But your example explanatory note seems to me to not clear up all the 
questions, whereas my solution is unambiguous (so far as I can tell). 
You could also use "l'istesso tempo (ca. h=80)", and that should be 
clear, too, seems to me. Simply stating the new metronome marking is 
going to result in the same thing (assuming the interpretation that 
the same ca. 80 tempo is used for both), but it requires more 
interpretation on the part of the performer to figure it out.

I'm all for notation and engraving that leaves no questions in the 
mind of the performer.

> >My point is that proportions can handle all the permutations very
> >clearly, whereas metronome marks require increasing verbosity to
> >express the same thing.
> 
> The only reason I don't assume you're right is because the question
> came from an accomplished musician on this list. If there is a
> question, then there's an ambiguity that needs to be clarified.
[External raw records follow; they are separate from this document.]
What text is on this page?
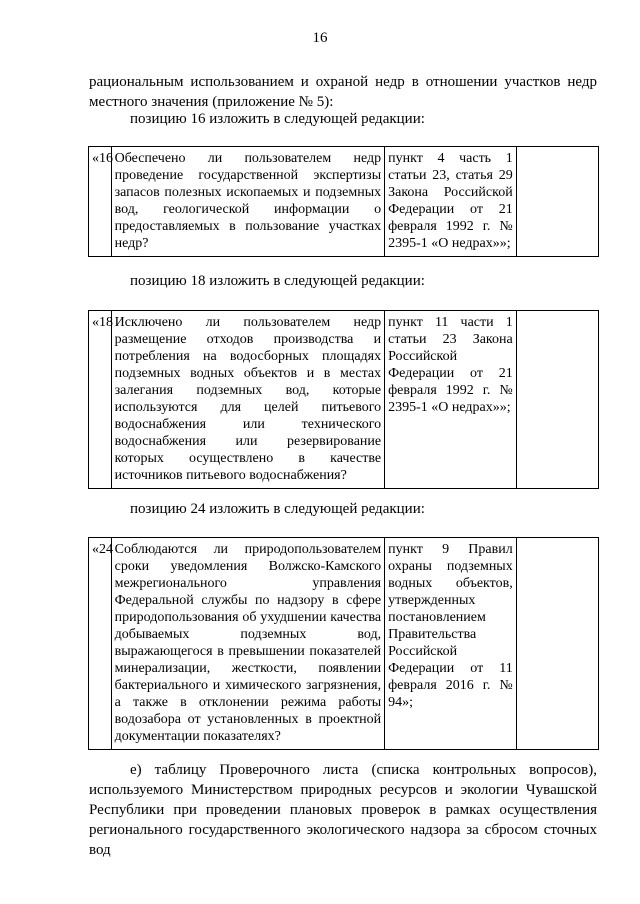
16
рациональным использованием и охраной недр в отношении участков недр местного значения (приложение № 5):
позицию 16 изложить в следующей редакции:
«16	Обеспечено ли пользователем недр проведение государственной экспертизы запасов полезных ископаемых и подземных вод, геологической информации о предоставляемых в пользование участках недр?	пункт 4 часть 1 статьи 23, статья 29 Закона Российской Федерации от 21 февраля 1992 г. № 2395-1 «О недрах»»;	
позицию 18 изложить в следующей редакции:
«18	Исключено ли пользователем недр размещение отходов производства и потребления на водосборных площадях подземных водных объектов и в местах залегания подземных вод, которые используются для целей питьевого водоснабжения или технического водоснабжения или резервирование которых осуществлено в качестве источников питьевого водоснабжения?	пункт 11 части 1 статьи 23 Закона Российской Федерации от 21 февраля 1992 г. № 2395-1 «О недрах»»;	
позицию 24 изложить в следующей редакции:
«24	Соблюдаются ли природопользователем сроки уведомления Волжско-Камского межрегионального управления Федеральной службы по надзору в сфере природопользования об ухудшении качества добываемых подземных вод, выражающегося в превышении показателей минерализации, жесткости, появлении бактериального и химического загрязнения, а также в отклонении режима работы водозабора от установленных в проектной документации показателях?	пункт 9 Правил охраны подземных водных объектов, утвержденных постановлением Правительства Российской Федерации от 11 февраля 2016 г. № 94»;	
е) таблицу Проверочного листа (списка контрольных вопросов), используемого Министерством природных ресурсов и экологии Чувашской Республики при проведении плановых проверок в рамках осуществления регионального государственного экологического надзора за сбросом сточных вод
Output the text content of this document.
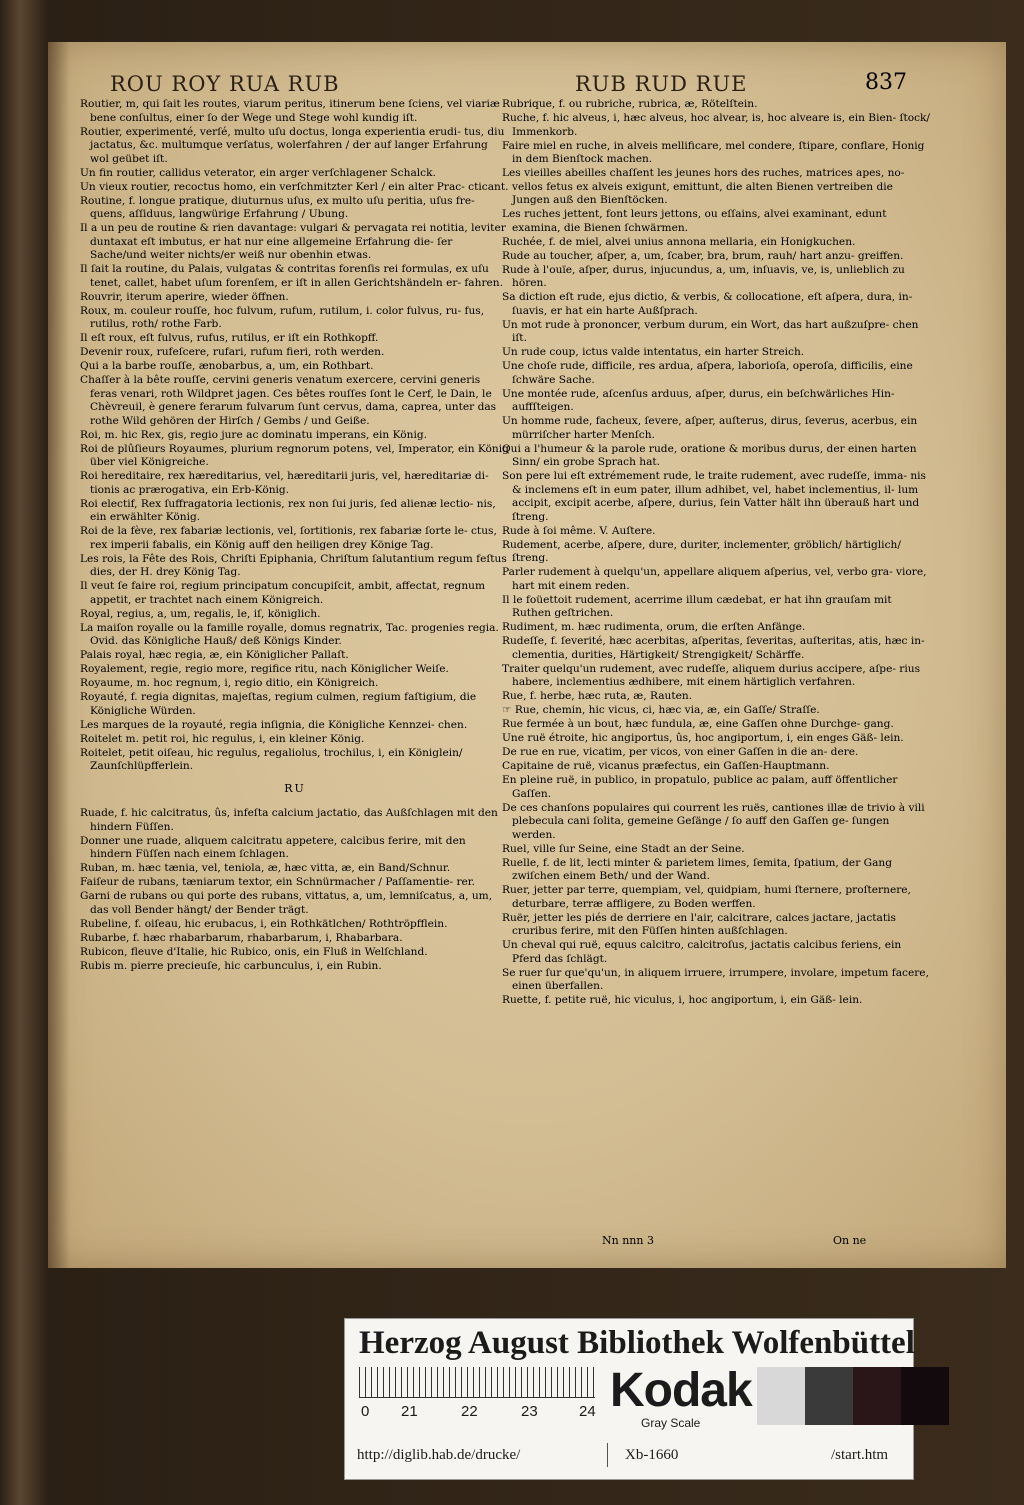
ROU ROY RUA RUB	RUB RUD RUE	837
Routier, m, qui ſait les routes, viarum peritus, itinerum bene ſciens, vel viariæ bene conſultus, einer ſo der Wege und Stege wohl kundig iſt.
Routier, experimenté, verſé, multo uſu doctus, longa experientia erudi- tus, diu jactatus, &c. multumque verſatus, wolerfahren / der auf langer Erfahrung wol geübet iſt.
Un fin routier, callidus veterator, ein arger verſchlagener Schalck.
Un vieux routier, recoctus homo, ein verſchmitzter Kerl / ein alter Prac- cticant.
Routine, f. longue pratique, diuturnus uſus, ex multo uſu peritia, uſus fre- quens, aſſiduus, langwürige Erfahrung / Ubung.
Il a un peu de routine & rien davantage: vulgari & pervagata rei notitia, leviter duntaxat eſt imbutus, er hat nur eine allgemeine Erfahrung die- ſer Sache/und weiter nichts/er weiß nur obenhin etwas.
Il ſait la routine, du Palais, vulgatas & contritas forenſis rei formulas, ex uſu tenet, callet, habet uſum forenſem, er iſt in allen Gerichtshändeln er- fahren.
Rouvrir, iterum aperire, wieder öffnen.
Roux, m. couleur rouſſe, hoc fulvum, rufum, rutilum, i. color fulvus, ru- fus, rutilus, roth/ rothe Farb.
Il eſt roux, eſt fulvus, rufus, rutilus, er iſt ein Rothkopff.
Devenir roux, rufeſcere, rufari, rufum fieri, roth werden.
Qui a la barbe rouſſe, ænobarbus, a, um, ein Rothbart.
Chaſſer à la bête rouſſe, cervini generis venatum exercere, cervini generis feras venari, roth Wildpret jagen. Ces bêtes rouſſes ſont le Cerf, le Dain, le Chèvreuil, è genere ferarum fulvarum ſunt cervus, dama, caprea, unter das rothe Wild gehören der Hirſch / Gembs / und Geiße.
Roi, m. hic Rex, gis, regio jure ac dominatu imperans, ein König.
Roi de plûſieurs Royaumes, plurium regnorum potens, vel, Imperator, ein König über viel Königreiche.
Roi hereditaire, rex hæreditarius, vel, hæreditarii juris, vel, hæreditariæ di- tionis ac prærogativa, ein Erb-König.
Roi electif, Rex ſuffragatoria lectionis, rex non ſui juris, ſed alienæ lectio- nis, ein erwählter König.
Roi de la fève, rex fabariæ lectionis, vel, ſortitionis, rex fabariæ ſorte le- ctus, rex imperii fabalis, ein König auff den heiligen drey Könige Tag.
Les rois, la Fête des Rois, Chriſti Epiphania, Chriſtum ſalutantium regum feſtus dies, der H. drey König Tag.
Il veut ſe faire roi, regium principatum concupiſcit, ambit, affectat, regnum appetit, er trachtet nach einem Königreich.
Royal, regius, a, um, regalis, le, iſ, königlich.
La maiſon royalle ou la famille royalle, domus regnatrix, Tac. progenies regia. Ovid. das Königliche Hauß/ deß Königs Kinder.
Palais royal, hæc regia, æ, ein Königlicher Pallaſt.
Royalement, regie, regio more, regifice ritu, nach Königlicher Weiſe.
Royaume, m. hoc regnum, i, regio ditio, ein Königreich.
Royauté, f. regia dignitas, majeſtas, regium culmen, regium faſtigium, die Königliche Würden.
Les marques de la royauté, regia inſignia, die Königliche Kennzei- chen.
Roitelet m. petit roi, hic regulus, i, ein kleiner König.
Roitelet, petit oiſeau, hic regulus, regaliolus, trochilus, i, ein Königlein/ Zaunſchlüpfferlein.
RU
Ruade, f. hic calcitratus, ûs, infeſta calcium jactatio, das Außſchlagen mit den hindern Füſſen.
Donner une ruade, aliquem calcitratu appetere, calcibus ferire, mit den hindern Füſſen nach einem ſchlagen.
Ruban, m. hæc tænia, vel, teniola, æ, hæc vitta, æ, ein Band/Schnur.
Faiſeur de rubans, tæniarum textor, ein Schnürmacher / Paſſamentie- rer.
Garni de rubans ou qui porte des rubans, vittatus, a, um, lemniſcatus, a, um, das voll Bender hängt/ der Bender trägt.
Rubeline, f. oiſeau, hic erubacus, i, ein Rothkätlchen/ Rothtröpfflein.
Rubarbe, f. hæc rhabarbarum, rhabarbarum, i, Rhabarbara.
Rubicon, fleuve d'Italie, hic Rubico, onis, ein Fluß in Welſchland.
Rubis m. pierre precieuſe, hic carbunculus, i, ein Rubin.
Rubrique, f. ou rubriche, rubrica, æ, Rötelſtein.
Ruche, f. hic alveus, i, hæc alveus, hoc alvear, is, hoc alveare is, ein Bien- ſtock/ Immenkorb.
Faire miel en ruche, in alveis mellificare, mel condere, ſtipare, conflare, Honig in dem Bienſtock machen.
Les vieilles abeilles chaſſent les jeunes hors des ruches, matrices apes, no- vellos fetus ex alveis exigunt, emittunt, die alten Bienen vertreiben die Jungen auß den Bienſtöcken.
Les ruches jettent, font leurs jettons, ou eſſains, alvei examinant, edunt examina, die Bienen ſchwärmen.
Ruchée, f. de miel, alvei unius annona mellaria, ein Honigkuchen.
Rude au toucher, aſper, a, um, ſcaber, bra, brum, rauh/ hart anzu- greiffen.
Rude à l'ouïe, aſper, durus, injucundus, a, um, inſuavis, ve, is, unlieblich zu hören.
Sa diction eſt rude, ejus dictio, & verbis, & collocatione, eſt aſpera, dura, in- ſuavis, er hat ein harte Außſprach.
Un mot rude à prononcer, verbum durum, ein Wort, das hart außzuſpre- chen iſt.
Un rude coup, ictus valde intentatus, ein harter Streich.
Une choſe rude, difficile, res ardua, aſpera, laborioſa, operoſa, difficilis, eine ſchwäre Sache.
Une montée rude, aſcenſus arduus, aſper, durus, ein beſchwärliches Hin- auffſteigen.
Un homme rude, facheux, ſevere, aſper, auſterus, dirus, ſeverus, acerbus, ein mürriſcher harter Menſch.
Qui a l'humeur & la parole rude, oratione & moribus durus, der einen harten Sinn/ ein grobe Sprach hat.
Son pere lui eſt extrémement rude, le traite rudement, avec rudeſſe, imma- nis & inclemens eſt in eum pater, illum adhibet, vel, habet inclementius, il- lum accipit, excipit acerbe, aſpere, durius, ſein Vatter hält ihn überauß hart und ſtreng.
Rude à ſoi même. V. Auſtere.
Rudement, acerbe, aſpere, dure, duriter, inclementer, gröblich/ härtiglich/ ſtreng.
Parler rudement à quelqu'un, appellare aliquem aſperius, vel, verbo gra- viore, hart mit einem reden.
Il le foüettoit rudement, acerrime illum cædebat, er hat ihn grauſam mit Ruthen geſtrichen.
Rudiment, m. hæc rudimenta, orum, die erſten Anfänge.
Rudeſſe, f. ſeverité, hæc acerbitas, aſperitas, ſeveritas, auſteritas, atis, hæc in- clementia, durities, Härtigkeit/ Strengigkeit/ Schärffe.
Traiter quelqu'un rudement, avec rudeſſe, aliquem durius accipere, aſpe- rius habere, inclementius ædhibere, mit einem härtiglich verfahren.
Rue, f. herbe, hæc ruta, æ, Rauten.
☞ Rue, chemin, hic vicus, ci, hæc via, æ, ein Gaſſe/ Straſſe.
Rue fermée à un bout, hæc fundula, æ, eine Gaſſen ohne Durchge- gang.
Une ruë étroite, hic angiportus, ûs, hoc angiportum, i, ein enges Gäß- lein.
De rue en rue, vicatim, per vicos, von einer Gaſſen in die an- dere.
Capitaine de ruë, vicanus præfectus, ein Gaſſen-Hauptmann.
En pleine ruë, in publico, in propatulo, publice ac palam, auff öffentlicher Gaſſen.
De ces chanſons populaires qui courrent les ruës, cantiones illæ de trivio à vili plebecula cani ſolita, gemeine Geſänge / ſo auff den Gaſſen ge- ſungen werden.
Ruel, ville ſur Seine, eine Stadt an der Seine.
Ruelle, f. de lit, lecti minter & parietem limes, ſemita, ſpatium, der Gang zwiſchen einem Beth/ und der Wand.
Ruer, jetter par terre, quempiam, vel, quidpiam, humi ſternere, proſternere, deturbare, terræ affligere, zu Boden werffen.
Ruër, jetter les piés de derriere en l'air, calcitrare, calces jactare, jactatis cruribus ferire, mit den Füſſen hinten außſchlagen.
Un cheval qui ruë, equus calcitro, calcitroſus, jactatis calcibus feriens, ein Pferd das ſchlägt.
Se ruer ſur que'qu'un, in aliquem irruere, irrumpere, involare, impetum facere, einen überfallen.
Ruette, f. petite ruë, hic viculus, i, hoc angiportum, i, ein Gäß- lein.
Nn nnn 3	On ne
Herzog August Bibliothek Wolfenbüttel
0 21	22	23	24 Kodak
Gray Scale
http://diglib.hab.de/drucke/	Xb-1660	/start.htm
But wasn't the ambiguity over the order of the proportional values? 
Is it not the case that the arrows and having the equal sign centered 
over the bar line would completely disambiguate that problem? What 
other interpretation could <-q=h-> have?

> (This also relates to the dangerous 'swing' question and its stylistic
> suggestion that may get lost or changed in the mists of history. The
> 'swing' components are hardly alike in Joplin, Ellington, Goodman,
> Parker, Hurt, Monk, Ayler, Coltrane, and Ware.)

I take it you mean that there are many different "swings," not just 
one. Seems to me that even within the style of a single performer, 
there are lots of different "swings," depending on the musical 
context (8th-note swing can be different from quarter-note, etc.).

> [...]
> >> >It seems to me that <-q=h-> is completely unambiguous and easy to
> >> >understand.
> >> 
> >> Or not, unless it's explained. :)
> >
> >Who wouldn't understand it? Seriously -- what trained musician would
> >misinterpret it? 
> 
> Arrows suggest direction and change. They might be interpreted as
> moving from one to the other rather than changing abruptly. If a
> properly positioned q=h and <-q=h=> are functionally equivalent, what
> exactly to the arrows show? Maybe it's just me, but I can't read it
> instantly.

They make it clear that which value is which, that the first refers 
to the previous section and the second to the next section. Without 
the arrows, there is still the question whether you're saying "new 
h=old q" or "new q=old h." Personally, I never know which way to 
interpret it, unless one interpretation is nonsensical.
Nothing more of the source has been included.